Savannah has been inspired to speak out about prison reform in the wake of her parents' sentencing, telling ET that she believes it's her "responsibility to do better." The fact that Savannah is so public about her feelings does cause her worry, though.

"Someone reached out to me and they were like, 'You better be careful, because by you saying these things, these guards could potentially place contraband on your mother or father to have them shipped to a higher security prison,'" she claimed. "For me, that's worrisome because there's so much government overreach."

"It's so hard because it creates so much uproar, but my goal is to not create this divide, it's to create love. At the end of the day, these people are not their mistakes," Savannah added, before noting that she's advocating for prisoners to gain access to "mental health treatment and all these different things to prepare them to enter back into society."

As she continues that fight, Savannah is also hopeful about her parents' appeal, telling ET, "It's all been filed and now we just sit and wait." Though they're still waiting for their appeal to move forward, Todd and Julie recently received reductions in their prison sentences, which, Savannah said "has helped drastically."

Amid the "waiting game," Savannah has remained in near-constant contact with her parents.

"I speak to them multiple times a day... and then I see them every weekend... I go back and forth, which is also not a sustainable lifestyle to just be like playing ping pong between Florida and Kentucky, but I do it," she said. "It's so great seeing them, because I get to hug on them, love on them, we get to catch up on all the things.

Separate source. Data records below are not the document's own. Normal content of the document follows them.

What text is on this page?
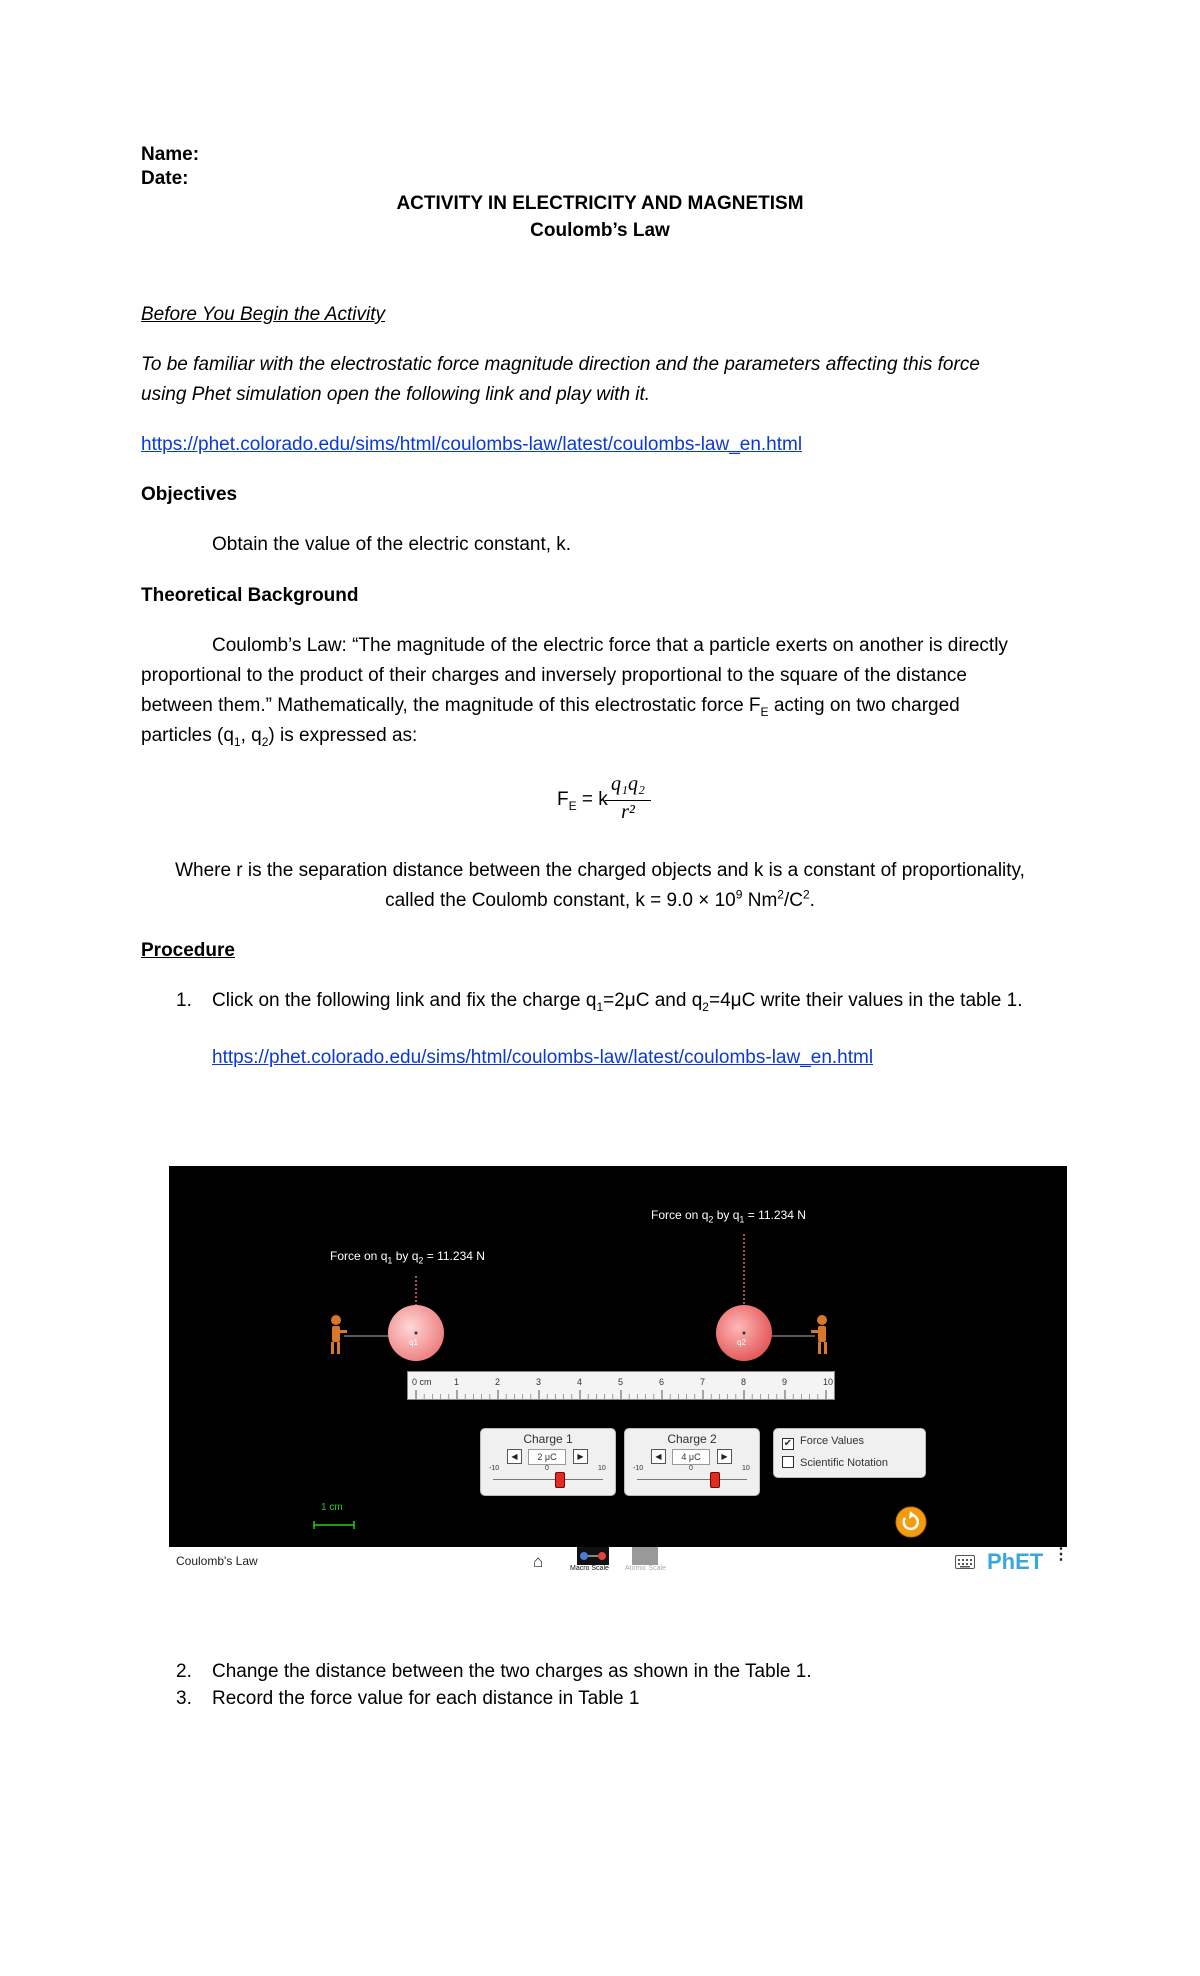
Name:
Date:
ACTIVITY IN ELECTRICITY AND MAGNETISM
Coulomb’s Law
Before You Begin the Activity
To be familiar with the electrostatic force magnitude direction and the parameters affecting this force
using Phet simulation open the following link and play with it.
https://phet.colorado.edu/sims/html/coulombs-law/latest/coulombs-law_en.html
Objectives
Obtain the value of the electric constant, k.
Theoretical Background
Coulomb’s Law: “The magnitude of the electric force that a particle exerts on another is directly
proportional to the product of their charges and inversely proportional to the square of the distance
between them.” Mathematically, the magnitude of this electrostatic force $F_E$ acting on two charged
particles ($q_1$, $q_2$) is expressed as:
$F_E = k$
q₁q₂
r²
Where r is the separation distance between the charged objects and k is a constant of proportionality,
called the Coulomb constant, $k = 9.0 \times 10^9$ $Nm^2/C^2$.
Procedure
1. Click on the following link and fix the charge $q_1=2\mu C$ and $q_2=4\mu C$ write their values in the table 1.
https://phet.colorado.edu/sims/html/coulombs-law/latest/coulombs-law_en.html
Force on $q_2$ by $q_1 = 11.234$ N
Force on $q_1$ by $q_2 = 11.234$ N
q1	q2
1 cm
0 cm 1	2	3	4	5	6	7	8	9	10
Charge 1
◀	2 μC	▶
-10	0	10
Charge 2
◀	4 μC	▶
-10	0	10
✔ Force Values
Scientific Notation
Coulomb's Law	⌂	Macro Scale Atomic Scale	PhET ⋮
2. Change the distance between the two charges as shown in the Table 1.
3. Record the force value for each distance in Table 1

I think it's just hard when you just sit back and realize how much life goes on without those people there." 

All the while, Savannah has been focused on putting "one foot in front of the other." She's largely doing so for her siblings, Grayson and Chloe, whom she's now caring for.

"I look at my parents and I'm like, 'I'm doing this for them. I'm doing it for two kids that are looking up to me,'" she said. "I'm also doing it for myself, because I'm coming into myself. I'm finding my own path forward. I'm paving a way for myself in a world that is full of cancel culture, that was so quick to just exile us. Now it's like, alright, I'm not going anywhere. I'm staying. I'm coming back. Who knows what's gonna happen?"

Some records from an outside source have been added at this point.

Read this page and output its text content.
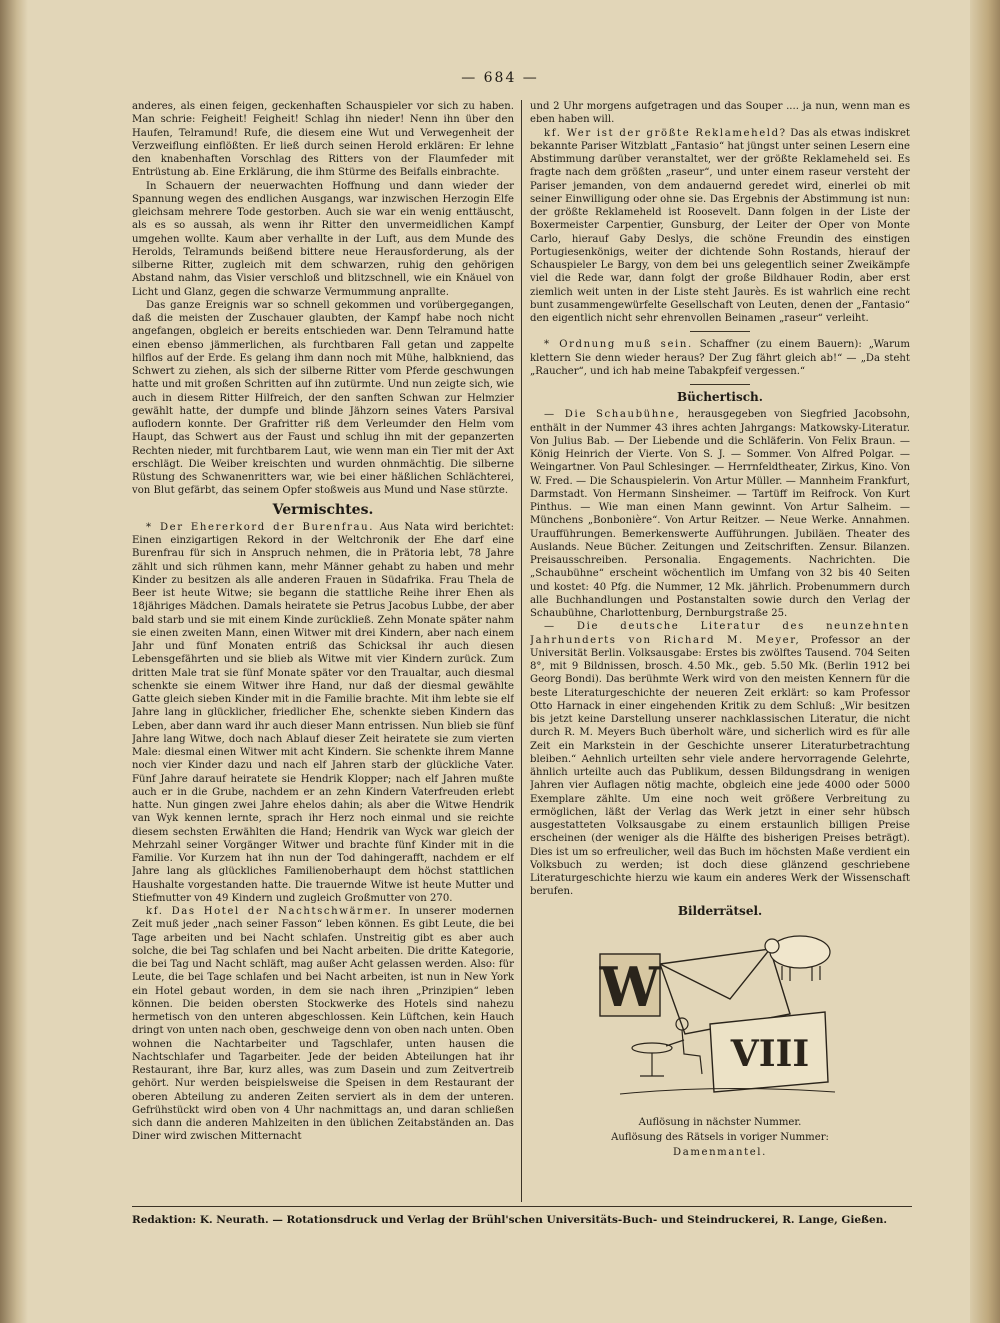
— 684 —

anderes, als einen feigen, geckenhaften Schauspieler vor sich zu haben. Man schrie: Feigheit! Feigheit! Schlag ihn nieder! Nenn ihn über den Haufen, Telramund! Rufe, die diesem eine Wut und Verwegenheit der Verzweiflung einflößten. Er ließ durch seinen Herold erklären: Er lehne den knabenhaften Vorschlag des Ritters von der Flaumfeder mit Entrüstung ab. Eine Erklärung, die ihm Stürme des Beifalls einbrachte.

In Schauern der neuerwachten Hoffnung und dann wieder der Spannung wegen des endlichen Ausgangs, war inzwischen Herzogin Elfe gleichsam mehrere Tode gestorben. Auch sie war ein wenig enttäuscht, als es so aussah, als wenn ihr Ritter den unvermeidlichen Kampf umgehen wollte. Kaum aber verhallte in der Luft, aus dem Munde des Herolds, Telramunds beißend bittere neue Herausforderung, als der silberne Ritter, zugleich mit dem schwarzen, ruhig den gehörigen Abstand nahm, das Visier verschloß und blitzschnell, wie ein Knäuel von Licht und Glanz, gegen die schwarze Vermummung anprallte.

Das ganze Ereignis war so schnell gekommen und vorübergegangen, daß die meisten der Zuschauer glaubten, der Kampf habe noch nicht angefangen, obgleich er bereits entschieden war. Denn Telramund hatte einen ebenso jämmerlichen, als furchtbaren Fall getan und zappelte hilflos auf der Erde. Es gelang ihm dann noch mit Mühe, halbkniend, das Schwert zu ziehen, als sich der silberne Ritter vom Pferde geschwungen hatte und mit großen Schritten auf ihn zutürmte. Und nun zeigte sich, wie auch in diesem Ritter Hilfreich, der den sanften Schwan zur Helmzier gewählt hatte, der dumpfe und blinde Jähzorn seines Vaters Parsival auflodern konnte. Der Grafritter riß dem Verleumder den Helm vom Haupt, das Schwert aus der Faust und schlug ihn mit der gepanzerten Rechten nieder, mit furchtbarem Laut, wie wenn man ein Tier mit der Axt erschlägt. Die Weiber kreischten und wurden ohnmächtig. Die silberne Rüstung des Schwanenritters war, wie bei einer häßlichen Schlächterei, von Blut gefärbt, das seinem Opfer stoßweis aus Mund und Nase stürzte.

Vermischtes.

* Der Ehererkord der Burenfrau. Aus Nata wird berichtet: Einen einzigartigen Rekord in der Weltchronik der Ehe darf eine Burenfrau für sich in Anspruch nehmen, die in Prätoria lebt, 78 Jahre zählt und sich rühmen kann, mehr Männer gehabt zu haben und mehr Kinder zu besitzen als alle anderen Frauen in Südafrika. Frau Thela de Beer ist heute Witwe; sie begann die stattliche Reihe ihrer Ehen als 18jähriges Mädchen. Damals heiratete sie Petrus Jacobus Lubbe, der aber bald starb und sie mit einem Kinde zurückließ. Zehn Monate später nahm sie einen zweiten Mann, einen Witwer mit drei Kindern, aber nach einem Jahr und fünf Monaten entriß das Schicksal ihr auch diesen Lebensgefährten und sie blieb als Witwe mit vier Kindern zurück. Zum dritten Male trat sie fünf Monate später vor den Traualtar, auch diesmal schenkte sie einem Witwer ihre Hand, nur daß der diesmal gewählte Gatte gleich sieben Kinder mit in die Familie brachte. Mit ihm lebte sie elf Jahre lang in glücklicher, friedlicher Ehe, schenkte sieben Kindern das Leben, aber dann ward ihr auch dieser Mann entrissen. Nun blieb sie fünf Jahre lang Witwe, doch nach Ablauf dieser Zeit heiratete sie zum vierten Male: diesmal einen Witwer mit acht Kindern. Sie schenkte ihrem Manne noch vier Kinder dazu und nach elf Jahren starb der glückliche Vater. Fünf Jahre darauf heiratete sie Hendrik Klopper; nach elf Jahren mußte auch er in die Grube, nachdem er an zehn Kindern Vaterfreuden erlebt hatte. Nun gingen zwei Jahre ehelos dahin; als aber die Witwe Hendrik van Wyk kennen lernte, sprach ihr Herz noch einmal und sie reichte diesem sechsten Erwählten die Hand; Hendrik van Wyck war gleich der Mehrzahl seiner Vorgänger Witwer und brachte fünf Kinder mit in die Familie. Vor Kurzem hat ihn nun der Tod dahingerafft, nachdem er elf Jahre lang als glückliches Familienoberhaupt dem höchst stattlichen Haushalte vorgestanden hatte. Die trauernde Witwe ist heute Mutter und Stiefmutter von 49 Kindern und zugleich Großmutter von 270.

kf. Das Hotel der Nachtschwärmer. In unserer modernen Zeit muß jeder „nach seiner Fasson“ leben können. Es gibt Leute, die bei Tage arbeiten und bei Nacht schlafen. Unstreitig gibt es aber auch solche, die bei Tag schlafen und bei Nacht arbeiten. Die dritte Kategorie, die bei Tag und Nacht schläft, mag außer Acht gelassen werden. Also: für Leute, die bei Tage schlafen und bei Nacht arbeiten, ist nun in New York ein Hotel gebaut worden, in dem sie nach ihren „Prinzipien“ leben können. Die beiden obersten Stockwerke des Hotels sind nahezu hermetisch von den unteren abgeschlossen. Kein Lüftchen, kein Hauch dringt von unten nach oben, geschweige denn von oben nach unten. Oben wohnen die Nachtarbeiter und Tagschlafer, unten hausen die Nachtschlafer und Tagarbeiter. Jede der beiden Abteilungen hat ihr Restaurant, ihre Bar, kurz alles, was zum Dasein und zum Zeitvertreib gehört. Nur werden beispielsweise die Speisen in dem Restaurant der oberen Abteilung zu anderen Zeiten serviert als in dem der unteren. Gefrühstückt wird oben von 4 Uhr nachmittags an, und daran schließen sich dann die anderen Mahlzeiten in den üblichen Zeitabständen an. Das Diner wird zwischen Mitternacht

und 2 Uhr morgens aufgetragen und das Souper .... ja nun, wenn man es eben haben will.

kf. Wer ist der größte Reklameheld? Das als etwas indiskret bekannte Pariser Witzblatt „Fantasio“ hat jüngst unter seinen Lesern eine Abstimmung darüber veranstaltet, wer der größte Reklameheld sei. Es fragte nach dem größten „raseur“, und unter einem raseur versteht der Pariser jemanden, von dem andauernd geredet wird, einerlei ob mit seiner Einwilligung oder ohne sie. Das Ergebnis der Abstimmung ist nun: der größte Reklameheld ist Roosevelt. Dann folgen in der Liste der Boxermeister Carpentier, Gunsburg, der Leiter der Oper von Monte Carlo, hierauf Gaby Deslys, die schöne Freundin des einstigen Portugiesenkönigs, weiter der dichtende Sohn Rostands, hierauf der Schauspieler Le Bargy, von dem bei uns gelegentlich seiner Zweikämpfe viel die Rede war, dann folgt der große Bildhauer Rodin, aber erst ziemlich weit unten in der Liste steht Jaurès. Es ist wahrlich eine recht bunt zusammengewürfelte Gesellschaft von Leuten, denen der „Fantasio“ den eigentlich nicht sehr ehrenvollen Beinamen „raseur“ verleiht.

* Ordnung muß sein. Schaffner (zu einem Bauern): „Warum klettern Sie denn wieder heraus? Der Zug fährt gleich ab!“ — „Da steht „Raucher“, und ich hab meine Tabakpfeif vergessen.“

Büchertisch.

— Die Schaubühne, herausgegeben von Siegfried Jacobsohn, enthält in der Nummer 43 ihres achten Jahrgangs: Matkowsky-Literatur. Von Julius Bab. — Der Liebende und die Schläferin. Von Felix Braun. — König Heinrich der Vierte. Von S. J. — Sommer. Von Alfred Polgar. — Weingartner. Von Paul Schlesinger. — Herrnfeldtheater, Zirkus, Kino. Von W. Fred. — Die Schauspielerin. Von Artur Müller. — Mannheim Frankfurt, Darmstadt. Von Hermann Sinsheimer. — Tartüff im Reifrock. Von Kurt Pinthus. — Wie man einen Mann gewinnt. Von Artur Salheim. — Münchens „Bonbonière“. Von Artur Reitzer. — Neue Werke. Annahmen. Uraufführungen. Bemerkenswerte Aufführungen. Jubiläen. Theater des Auslands. Neue Bücher. Zeitungen und Zeitschriften. Zensur. Bilanzen. Preisausschreiben. Personalia. Engagements. Nachrichten. Die „Schaubühne“ erscheint wöchentlich im Umfang von 32 bis 40 Seiten und kostet: 40 Pfg. die Nummer, 12 Mk. jährlich. Probenummern durch alle Buchhandlungen und Postanstalten sowie durch den Verlag der Schaubühne, Charlottenburg, Dernburgstraße 25.

— Die deutsche Literatur des neunzehnten Jahrhunderts von Richard M. Meyer, Professor an der Universität Berlin. Volksausgabe: Erstes bis zwölftes Tausend. 704 Seiten 8°, mit 9 Bildnissen, brosch. 4.50 Mk., geb. 5.50 Mk. (Berlin 1912 bei Georg Bondi). Das berühmte Werk wird von den meisten Kennern für die beste Literaturgeschichte der neueren Zeit erklärt: so kam Professor Otto Harnack in einer eingehenden Kritik zu dem Schluß: „Wir besitzen bis jetzt keine Darstellung unserer nachklassischen Literatur, die nicht durch R. M. Meyers Buch überholt wäre, und sicherlich wird es für alle Zeit ein Markstein in der Geschichte unserer Literaturbetrachtung bleiben.“ Aehnlich urteilten sehr viele andere hervorragende Gelehrte, ähnlich urteilte auch das Publikum, dessen Bildungsdrang in wenigen Jahren vier Auflagen nötig machte, obgleich eine jede 4000 oder 5000 Exemplare zählte. Um eine noch weit größere Verbreitung zu ermöglichen, läßt der Verlag das Werk jetzt in einer sehr hübsch ausgestatteten Volksausgabe zu einem erstaunlich billigen Preise erscheinen (der weniger als die Hälfte des bisherigen Preises beträgt). Dies ist um so erfreulicher, weil das Buch im höchsten Maße verdient ein Volksbuch zu werden; ist doch diese glänzend geschriebene Literaturgeschichte hierzu wie kaum ein anderes Werk der Wissenschaft berufen.

Bilderrätsel.
W
VIII
Auflösung in nächster Nummer.
Auflösung des Rätsels in voriger Nummer:
Damenmantel.
Redaktion: K. Neurath. — Rotationsdruck und Verlag der Brühl'schen Universitäts-Buch- und Steindruckerei, R. Lange, Gießen.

Savannah is coming back in a big way, as she's competing in the second season of Special Forces: World's Toughest Test, which she called "a bittersweet moment."

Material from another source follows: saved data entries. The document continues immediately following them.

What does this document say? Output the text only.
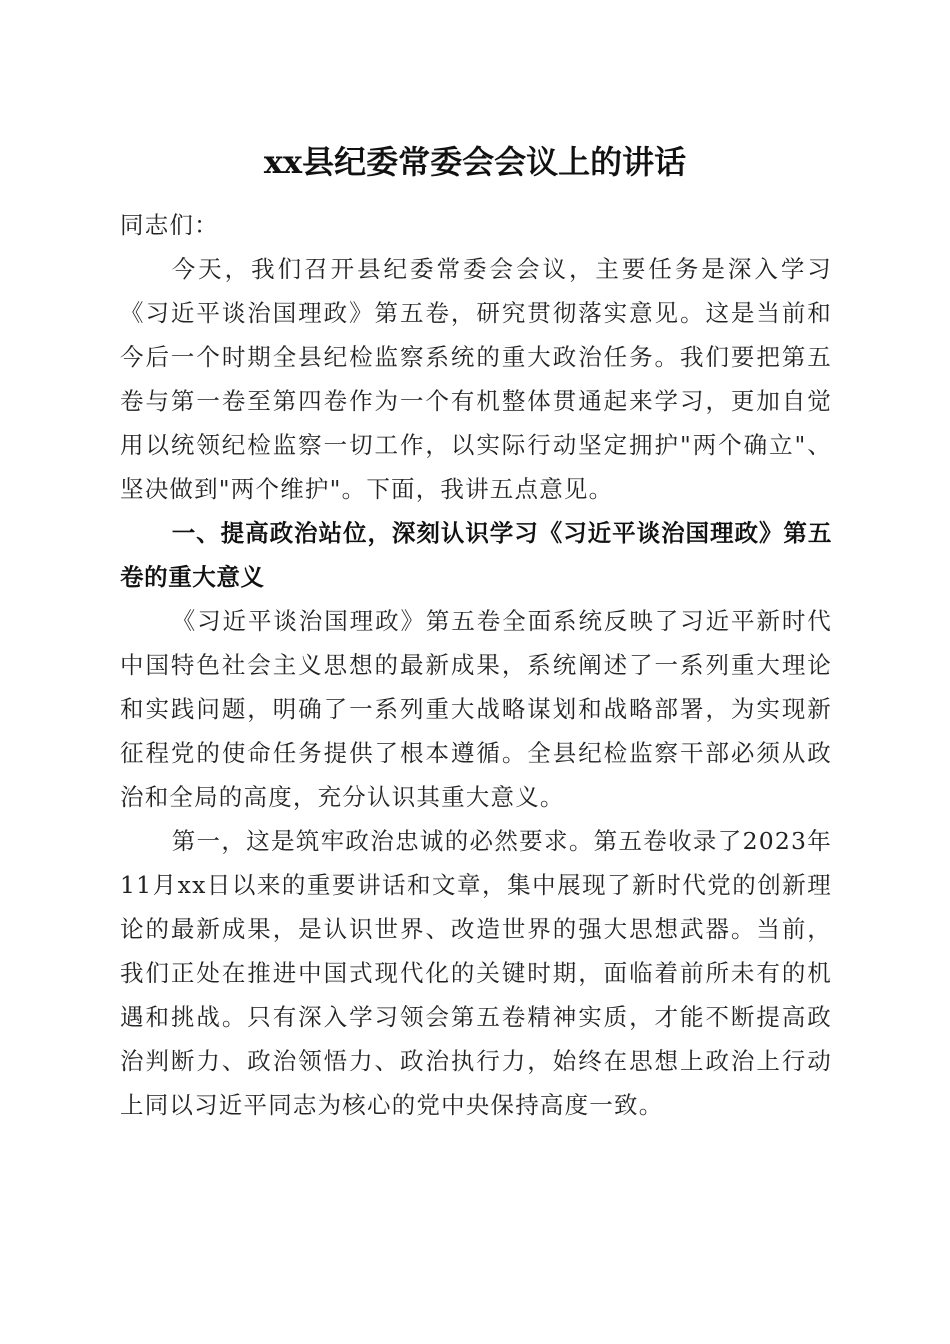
xx县纪委常委会会议上的讲话

同志们：

今天，我们召开县纪委常委会会议，主要任务是深入学习《习近平谈治国理政》第五卷，研究贯彻落实意见。这是当前和今后一个时期全县纪检监察系统的重大政治任务。我们要把第五卷与第一卷至第四卷作为一个有机整体贯通起来学习，更加自觉用以统领纪检监察一切工作，以实际行动坚定拥护"两个确立"、坚决做到"两个维护"。下面，我讲五点意见。

一、提高政治站位，深刻认识学习《习近平谈治国理政》第五卷的重大意义

《习近平谈治国理政》第五卷全面系统反映了习近平新时代中国特色社会主义思想的最新成果，系统阐述了一系列重大理论和实践问题，明确了一系列重大战略谋划和战略部署，为实现新征程党的使命任务提供了根本遵循。全县纪检监察干部必须从政治和全局的高度，充分认识其重大意义。

第一，这是筑牢政治忠诚的必然要求。第五卷收录了2023年11月xx日以来的重要讲话和文章，集中展现了新时代党的创新理论的最新成果，是认识世界、改造世界的强大思想武器。当前，我们正处在推进中国式现代化的关键时期，面临着前所未有的机遇和挑战。只有深入学习领会第五卷精神实质，才能不断提高政治判断力、政治领悟力、政治执行力，始终在思想上政治上行动上同以习近平同志为核心的党中央保持高度一致。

"That was the [last] show I watched with my parents before they left," she said. "... We watched it and my Mama's like, 'You would do so good at something like this.' And then the opportunity just presented itself and I was like, 'I'm saying yes.'"

In fact, Savannah noted, "I think the biggest reason I did the show is so my parents could watch it."

"That was the only big reason I did it, 'cause I was like, 'I want to have a connection with them that I wouldn't have otherwise,'" she said. "I hope that that show and that experience just creates so many different ways for me to get to speak to people."

Savannah was also inspired to do the show because she's "in a place in life where I'm not saying no to anything."

"If an opportunity presents itself I'm taking it and I'm running with it. It's more so for the kids too, to show them that it doesn't matter what comes your way, everyone's gonna try to beat you down, everyone's gonna try to cancel you... and you just show up, you say yes, and you put your best foot forward," she told ET. "I feel like I did that. It was a very growth-filled experience. I'm so proud. I had like so much fun. I can't wait for episode one because I thrived."

Special Forces: World's Toughest Test premieres Sept. 25 on Fox.